One of the hallmarks of Donald Trump’s campaign was to fight the spread of radical Islam in America. Now that he has a clear mandate from voters, it looks like other politicians across the nation have been given the confidence to pursue legislation directed to that end.
For example, many states already have “anti-masking” laws on the books that were designed to thwart the KKK. Now one lawmaker in Georgia wants to expand the scope of that legislation.
The Atlanta Journal-Constitution reports:
Women would be barred from wearing burqas and veils while posing for photos on Georgia driver’s liscenses under legislation filed for the upcoming session of the General Assembly.

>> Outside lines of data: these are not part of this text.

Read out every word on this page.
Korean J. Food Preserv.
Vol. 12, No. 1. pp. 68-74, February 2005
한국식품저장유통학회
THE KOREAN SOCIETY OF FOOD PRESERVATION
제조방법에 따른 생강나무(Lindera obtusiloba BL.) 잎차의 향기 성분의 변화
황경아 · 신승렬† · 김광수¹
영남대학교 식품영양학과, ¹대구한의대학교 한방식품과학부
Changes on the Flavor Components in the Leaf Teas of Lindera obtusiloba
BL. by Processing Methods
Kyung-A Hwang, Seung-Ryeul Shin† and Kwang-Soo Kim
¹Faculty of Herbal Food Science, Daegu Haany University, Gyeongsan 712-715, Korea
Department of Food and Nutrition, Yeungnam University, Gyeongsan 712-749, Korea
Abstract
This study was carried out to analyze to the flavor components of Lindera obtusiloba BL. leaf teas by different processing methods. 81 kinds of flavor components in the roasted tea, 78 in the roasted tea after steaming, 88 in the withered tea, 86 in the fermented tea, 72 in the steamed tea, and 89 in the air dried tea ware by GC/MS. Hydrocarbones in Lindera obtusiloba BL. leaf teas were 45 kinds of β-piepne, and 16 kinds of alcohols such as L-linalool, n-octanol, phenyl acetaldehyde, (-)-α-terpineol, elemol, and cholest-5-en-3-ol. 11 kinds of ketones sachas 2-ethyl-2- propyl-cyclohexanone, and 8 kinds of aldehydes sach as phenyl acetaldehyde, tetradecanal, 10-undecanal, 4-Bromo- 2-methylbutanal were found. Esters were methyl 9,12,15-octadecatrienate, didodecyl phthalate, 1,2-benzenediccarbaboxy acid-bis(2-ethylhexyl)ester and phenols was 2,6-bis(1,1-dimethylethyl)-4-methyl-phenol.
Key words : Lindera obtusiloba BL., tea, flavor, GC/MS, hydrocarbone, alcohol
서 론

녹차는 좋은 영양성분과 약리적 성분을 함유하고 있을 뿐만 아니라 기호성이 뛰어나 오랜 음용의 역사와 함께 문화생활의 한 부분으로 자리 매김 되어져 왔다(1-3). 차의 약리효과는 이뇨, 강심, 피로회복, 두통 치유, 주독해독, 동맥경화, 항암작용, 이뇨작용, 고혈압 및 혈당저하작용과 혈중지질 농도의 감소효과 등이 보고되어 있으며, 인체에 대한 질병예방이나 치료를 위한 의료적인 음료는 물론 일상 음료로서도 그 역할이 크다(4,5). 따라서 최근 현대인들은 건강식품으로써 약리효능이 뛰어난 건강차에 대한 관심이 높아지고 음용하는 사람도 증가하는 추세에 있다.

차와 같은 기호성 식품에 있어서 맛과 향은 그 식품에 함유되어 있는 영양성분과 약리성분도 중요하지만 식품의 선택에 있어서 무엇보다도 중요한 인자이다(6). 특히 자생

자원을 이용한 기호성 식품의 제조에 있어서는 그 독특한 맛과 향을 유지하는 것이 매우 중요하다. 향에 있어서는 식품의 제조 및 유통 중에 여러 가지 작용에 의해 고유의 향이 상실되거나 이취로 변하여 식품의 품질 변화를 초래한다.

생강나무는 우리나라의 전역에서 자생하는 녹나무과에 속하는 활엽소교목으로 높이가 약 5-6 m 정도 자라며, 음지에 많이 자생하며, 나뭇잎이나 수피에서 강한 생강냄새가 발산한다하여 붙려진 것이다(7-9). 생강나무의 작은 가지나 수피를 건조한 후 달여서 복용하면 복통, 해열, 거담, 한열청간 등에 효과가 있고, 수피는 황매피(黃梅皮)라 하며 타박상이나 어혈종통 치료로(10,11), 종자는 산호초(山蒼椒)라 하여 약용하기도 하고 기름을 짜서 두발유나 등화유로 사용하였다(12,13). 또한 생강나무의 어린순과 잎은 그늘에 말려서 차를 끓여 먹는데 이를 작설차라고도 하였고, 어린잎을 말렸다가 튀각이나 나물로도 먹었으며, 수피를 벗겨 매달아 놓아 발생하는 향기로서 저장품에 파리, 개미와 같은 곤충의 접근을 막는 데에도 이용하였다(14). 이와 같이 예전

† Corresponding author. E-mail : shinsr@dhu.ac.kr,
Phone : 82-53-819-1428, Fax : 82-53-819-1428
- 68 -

House Bill 3, filed by state Rep. Jason Spencer, R-Woodbine, would also subject female Muslim garb to the state’s anti-masking statute — which originally was aimed at the Ku Klux Klan.
Critics point out that wearing Muslim face coverings in drivers license photos is already prohibited. Furthermore:
The proposal is likely to become entangled with the broader debate over “religious liberty” legislation likely to be reintroduced in the General Assembly session that begins Jan. 9.
Spencer told the media that his proposal “is simply a response to constituents that do have concerns of the rise of Islamic terrorism, and we in the state of Georgia do not want our laws used against us and to take advantage of us.”
Already, those opposed to the bill are crying “Islamophobia.” Whatever the practical merits of Spencer’s legislation, let’s hope lawmakers aren’t swayed by such tired, politically correct insults.